The problem with this argument, adapted from their upcoming book, Counterstrike: The Untold Story of America's Secret Campaign Against Al Qaeda, is that it stretches the definition of "deterrence" into meaninglessness.  Classical deterrence can be briefly defined as threatening that if your adversary does X, you will do Y, which will incur greater negative costs for said adversary than the benefits gained by doing X, so consequently they don't do X.  (i.e. We told the Soviets that if they moved against West Berlin, we would initiate a nuclear war, the costs of which would far outweigh the benefits of gaining West Berlin.)  As an example of this, Schmitt and Sanger cite a program from 2009-2010 in which the U.S. military threatened the hawala bankers in Nangarhar Province, Afghanistan, that if they continue to allow militants to bank with them, their "families will suffer a drop in well-being."  Technically speaking, this could be construed as deterrence.

However, they offer little evidence to suggest this tactic has been applied more broadly beyond Afghanistan.  Can this effort really be effective in regions where the U.S. does not have a significant military presence (i.e. in Saudi Arabia or Pakistan) capable of credibly threatening the bankers?  Is there anything senior al-Qa'ida leaders (i.e.
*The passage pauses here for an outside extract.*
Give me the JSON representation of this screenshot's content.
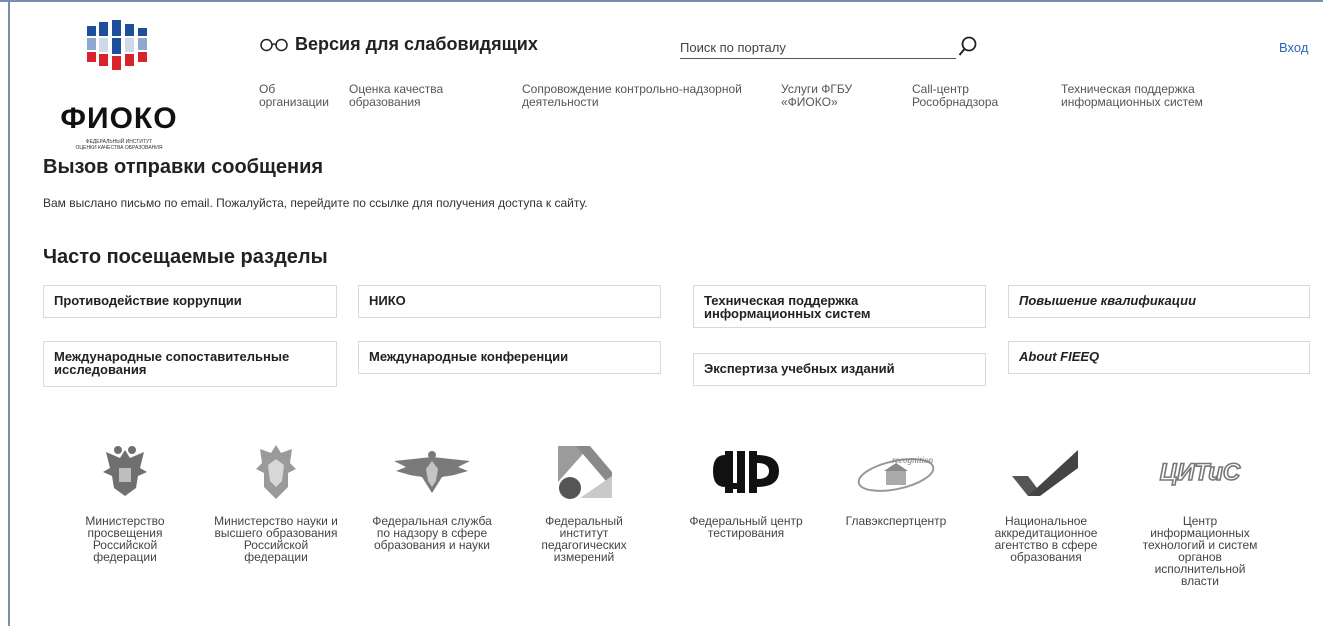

Ayman al-Zawahiri, Saif al-Adel, etc) value enough that would cause them to forgo attacks on American interests?  Can a foot soldier in the jihad against America be deterred?  It is certainly possible that such a threat and program exists, and if it is classified and successful I'd rather Schmitt and Sanger not discuss it.  But given that The New York Times has not had a problem with exposing classified programs in the past, and the broadness of Schmitt and Sanger's claim, it is surprising they don't offer at least another specific anecdote.

In fact, Schmitt and Sanger specifically cite "a classified tactic used multiple times across the Middle East" as their other example of the new strategy.  (Thanks, guys, I'm sure it wasn't classified for a reason or anything).  In this case, they cite programs to hack into the cellphones of terrorist leaders and spread disinformation throughout the network.  While ingenious and effective, this is not deterrence, but rather disruption.  U.S. military and intelligence officials aren't threatening an action, but actually doing something.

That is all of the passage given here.